Effective noise in stochastic description of inflation
S. Winitzki, A. Vilenkin
TL;DR
This paper analyzes how the stochastic noise term in inflationary dynamics should be characterized for reliable simulations. The authors compute the correlator of the noise field for general smoothing windows and show a universal scaling with the smoothing length, clarifying the impact of window choice versus a sharp cutoff. They demonstrate that the asymptotic noise correlation decays as $C(r,t;\epsilon) \sim e^{-2Ht}(\epsilon H r)^{-4}$ for large separations, aligning with the derivative correlators in de Sitter space and revealing that previously reported strong correlations were artefacts of a sharp cutoff. They also evaluate a sine-wave approximation used in some simulations and show it introduces nonphysical long-range correlations, recommending Gaussian random-field noise with a known correlator for accurate large-scale behavior.
Abstract
Stochastic description of inflationary spacetimes emulates the growth of vacuum fluctuations by an effective stochastic ``noise field'' which drives the dynamics of the volume-smoothed inflaton.

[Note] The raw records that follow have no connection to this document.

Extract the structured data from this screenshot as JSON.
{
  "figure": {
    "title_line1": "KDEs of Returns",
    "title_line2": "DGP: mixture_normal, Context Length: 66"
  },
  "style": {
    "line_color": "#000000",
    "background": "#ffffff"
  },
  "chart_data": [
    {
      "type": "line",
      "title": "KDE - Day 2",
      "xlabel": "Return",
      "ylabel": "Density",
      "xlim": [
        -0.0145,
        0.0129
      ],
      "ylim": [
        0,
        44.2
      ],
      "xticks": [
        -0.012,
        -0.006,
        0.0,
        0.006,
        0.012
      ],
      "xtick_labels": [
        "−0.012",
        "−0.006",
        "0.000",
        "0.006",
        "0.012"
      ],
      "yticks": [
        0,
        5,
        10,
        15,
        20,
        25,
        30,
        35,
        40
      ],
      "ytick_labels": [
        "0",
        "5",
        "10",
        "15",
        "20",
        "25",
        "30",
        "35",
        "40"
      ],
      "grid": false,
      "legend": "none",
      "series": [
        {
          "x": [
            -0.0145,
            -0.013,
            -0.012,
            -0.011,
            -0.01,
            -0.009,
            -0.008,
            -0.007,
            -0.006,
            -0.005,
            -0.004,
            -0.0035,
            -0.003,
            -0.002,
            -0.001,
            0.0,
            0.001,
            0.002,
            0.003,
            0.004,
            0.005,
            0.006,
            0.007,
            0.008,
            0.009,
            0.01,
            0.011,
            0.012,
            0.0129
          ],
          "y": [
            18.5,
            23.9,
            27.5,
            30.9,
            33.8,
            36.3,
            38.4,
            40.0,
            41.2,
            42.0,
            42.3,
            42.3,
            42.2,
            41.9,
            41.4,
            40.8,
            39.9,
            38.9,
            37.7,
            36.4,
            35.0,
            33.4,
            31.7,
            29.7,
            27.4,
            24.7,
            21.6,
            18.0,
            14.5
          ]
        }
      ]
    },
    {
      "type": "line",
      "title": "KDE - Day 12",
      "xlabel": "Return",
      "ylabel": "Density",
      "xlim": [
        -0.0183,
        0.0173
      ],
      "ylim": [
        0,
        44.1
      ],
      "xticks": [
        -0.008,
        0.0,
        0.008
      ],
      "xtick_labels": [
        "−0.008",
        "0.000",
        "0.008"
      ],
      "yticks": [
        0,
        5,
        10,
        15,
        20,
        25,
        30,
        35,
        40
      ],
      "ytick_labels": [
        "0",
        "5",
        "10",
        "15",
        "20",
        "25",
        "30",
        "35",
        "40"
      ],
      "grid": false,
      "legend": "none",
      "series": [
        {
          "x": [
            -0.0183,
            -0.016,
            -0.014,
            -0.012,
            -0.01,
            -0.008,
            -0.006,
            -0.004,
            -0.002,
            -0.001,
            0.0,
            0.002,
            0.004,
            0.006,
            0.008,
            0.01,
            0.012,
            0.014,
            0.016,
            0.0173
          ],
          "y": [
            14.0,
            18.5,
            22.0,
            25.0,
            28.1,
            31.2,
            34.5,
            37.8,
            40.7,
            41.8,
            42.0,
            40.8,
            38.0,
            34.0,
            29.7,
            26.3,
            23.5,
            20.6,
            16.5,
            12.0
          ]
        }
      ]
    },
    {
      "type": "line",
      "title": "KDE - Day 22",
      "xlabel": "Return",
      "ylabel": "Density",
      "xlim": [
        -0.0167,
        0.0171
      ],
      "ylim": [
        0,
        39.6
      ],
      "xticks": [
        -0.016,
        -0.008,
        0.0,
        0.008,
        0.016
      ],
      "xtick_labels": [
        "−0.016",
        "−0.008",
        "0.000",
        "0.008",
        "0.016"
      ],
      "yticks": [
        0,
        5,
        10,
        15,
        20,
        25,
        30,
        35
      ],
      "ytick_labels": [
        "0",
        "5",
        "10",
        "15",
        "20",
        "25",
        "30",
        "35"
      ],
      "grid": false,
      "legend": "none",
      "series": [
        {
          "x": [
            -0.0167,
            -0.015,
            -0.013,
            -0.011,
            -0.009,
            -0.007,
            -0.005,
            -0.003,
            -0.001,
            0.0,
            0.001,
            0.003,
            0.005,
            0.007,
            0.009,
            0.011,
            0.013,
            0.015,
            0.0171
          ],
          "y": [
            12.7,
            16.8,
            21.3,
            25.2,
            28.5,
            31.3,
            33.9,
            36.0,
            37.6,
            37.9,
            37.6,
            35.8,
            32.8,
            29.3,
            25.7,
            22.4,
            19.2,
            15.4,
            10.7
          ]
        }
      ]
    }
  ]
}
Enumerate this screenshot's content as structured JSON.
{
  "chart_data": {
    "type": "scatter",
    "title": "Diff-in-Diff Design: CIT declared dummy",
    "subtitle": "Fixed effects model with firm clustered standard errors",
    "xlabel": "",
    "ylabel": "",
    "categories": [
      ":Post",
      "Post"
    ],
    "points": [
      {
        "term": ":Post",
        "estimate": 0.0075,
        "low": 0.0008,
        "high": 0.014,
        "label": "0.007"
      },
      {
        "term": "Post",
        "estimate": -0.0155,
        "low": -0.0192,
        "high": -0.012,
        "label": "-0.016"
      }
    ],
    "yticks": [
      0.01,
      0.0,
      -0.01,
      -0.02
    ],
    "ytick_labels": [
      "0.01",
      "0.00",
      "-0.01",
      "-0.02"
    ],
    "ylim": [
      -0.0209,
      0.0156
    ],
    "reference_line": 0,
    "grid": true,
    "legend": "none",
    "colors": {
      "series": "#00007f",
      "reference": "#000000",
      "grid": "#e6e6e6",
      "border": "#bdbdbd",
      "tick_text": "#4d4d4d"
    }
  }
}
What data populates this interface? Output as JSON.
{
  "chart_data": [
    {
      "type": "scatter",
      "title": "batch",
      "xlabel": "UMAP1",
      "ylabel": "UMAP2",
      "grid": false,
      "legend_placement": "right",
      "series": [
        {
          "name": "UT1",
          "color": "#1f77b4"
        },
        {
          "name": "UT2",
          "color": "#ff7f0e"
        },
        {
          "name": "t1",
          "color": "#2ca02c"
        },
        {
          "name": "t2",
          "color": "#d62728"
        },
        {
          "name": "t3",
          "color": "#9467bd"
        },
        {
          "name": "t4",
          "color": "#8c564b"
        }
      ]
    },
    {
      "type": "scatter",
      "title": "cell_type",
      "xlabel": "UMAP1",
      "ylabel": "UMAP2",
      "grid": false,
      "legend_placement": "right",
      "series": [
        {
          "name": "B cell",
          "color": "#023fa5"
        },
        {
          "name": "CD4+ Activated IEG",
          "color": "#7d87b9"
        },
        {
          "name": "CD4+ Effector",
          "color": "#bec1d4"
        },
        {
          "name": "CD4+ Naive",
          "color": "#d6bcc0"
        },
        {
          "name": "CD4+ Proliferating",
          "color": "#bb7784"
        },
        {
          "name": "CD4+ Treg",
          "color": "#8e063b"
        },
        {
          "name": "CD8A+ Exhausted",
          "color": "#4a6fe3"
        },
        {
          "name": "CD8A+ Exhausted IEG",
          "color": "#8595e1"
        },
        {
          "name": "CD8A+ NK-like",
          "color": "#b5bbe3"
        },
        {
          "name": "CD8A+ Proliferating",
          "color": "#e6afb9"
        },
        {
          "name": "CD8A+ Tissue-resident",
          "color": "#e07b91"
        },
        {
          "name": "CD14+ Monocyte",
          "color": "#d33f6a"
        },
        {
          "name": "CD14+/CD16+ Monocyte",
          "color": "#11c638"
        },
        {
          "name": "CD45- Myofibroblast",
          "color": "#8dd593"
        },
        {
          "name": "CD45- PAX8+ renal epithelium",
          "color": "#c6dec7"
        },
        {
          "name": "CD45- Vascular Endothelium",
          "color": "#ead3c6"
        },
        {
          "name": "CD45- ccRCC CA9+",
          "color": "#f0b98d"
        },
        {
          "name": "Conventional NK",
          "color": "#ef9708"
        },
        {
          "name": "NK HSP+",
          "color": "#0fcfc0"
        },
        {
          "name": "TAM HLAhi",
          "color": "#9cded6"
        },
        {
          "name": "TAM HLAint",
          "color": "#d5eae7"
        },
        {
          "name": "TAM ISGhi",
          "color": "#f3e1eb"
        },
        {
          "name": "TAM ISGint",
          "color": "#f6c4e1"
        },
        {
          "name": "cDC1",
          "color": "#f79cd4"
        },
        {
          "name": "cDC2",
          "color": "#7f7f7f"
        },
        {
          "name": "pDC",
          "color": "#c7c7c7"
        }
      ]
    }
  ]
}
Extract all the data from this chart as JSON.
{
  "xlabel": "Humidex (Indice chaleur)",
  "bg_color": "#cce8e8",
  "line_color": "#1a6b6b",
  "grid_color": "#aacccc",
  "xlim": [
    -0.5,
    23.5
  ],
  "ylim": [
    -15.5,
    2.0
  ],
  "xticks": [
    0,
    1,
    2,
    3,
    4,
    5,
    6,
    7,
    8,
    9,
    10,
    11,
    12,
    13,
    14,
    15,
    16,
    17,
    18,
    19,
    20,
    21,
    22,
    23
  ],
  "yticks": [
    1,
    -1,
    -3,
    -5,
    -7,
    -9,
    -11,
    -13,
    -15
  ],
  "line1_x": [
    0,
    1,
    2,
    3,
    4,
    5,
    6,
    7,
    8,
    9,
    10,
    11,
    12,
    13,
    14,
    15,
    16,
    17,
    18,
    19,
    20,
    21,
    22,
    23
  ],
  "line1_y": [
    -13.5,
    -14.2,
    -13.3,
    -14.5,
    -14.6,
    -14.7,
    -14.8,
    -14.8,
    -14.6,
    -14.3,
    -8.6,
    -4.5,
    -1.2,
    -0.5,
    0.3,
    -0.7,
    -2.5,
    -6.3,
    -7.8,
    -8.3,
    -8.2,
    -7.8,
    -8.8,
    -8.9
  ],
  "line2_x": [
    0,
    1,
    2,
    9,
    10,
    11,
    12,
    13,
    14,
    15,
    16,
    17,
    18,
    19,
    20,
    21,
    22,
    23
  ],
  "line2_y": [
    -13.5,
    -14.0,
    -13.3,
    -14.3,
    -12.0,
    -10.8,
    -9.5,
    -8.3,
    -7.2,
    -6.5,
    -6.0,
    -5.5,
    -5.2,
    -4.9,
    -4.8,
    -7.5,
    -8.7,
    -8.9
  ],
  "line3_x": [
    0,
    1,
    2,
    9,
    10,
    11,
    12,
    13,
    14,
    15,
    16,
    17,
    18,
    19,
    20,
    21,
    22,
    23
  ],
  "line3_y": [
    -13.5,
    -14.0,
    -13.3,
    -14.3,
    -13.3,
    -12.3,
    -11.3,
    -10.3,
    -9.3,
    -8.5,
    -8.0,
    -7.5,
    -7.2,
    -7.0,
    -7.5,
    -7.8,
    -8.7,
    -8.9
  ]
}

We investigate statistical properties of this field and find its correlator to be a function of distance measured in units of the smoothing length. Our results apply for a wide class of smoothing window functions and are different from previous calculations by Starobinsky and others who used a sharp momentum cutoff. We also discuss the applicability of some approximate noise descriptions to simulations of stochastic inflation.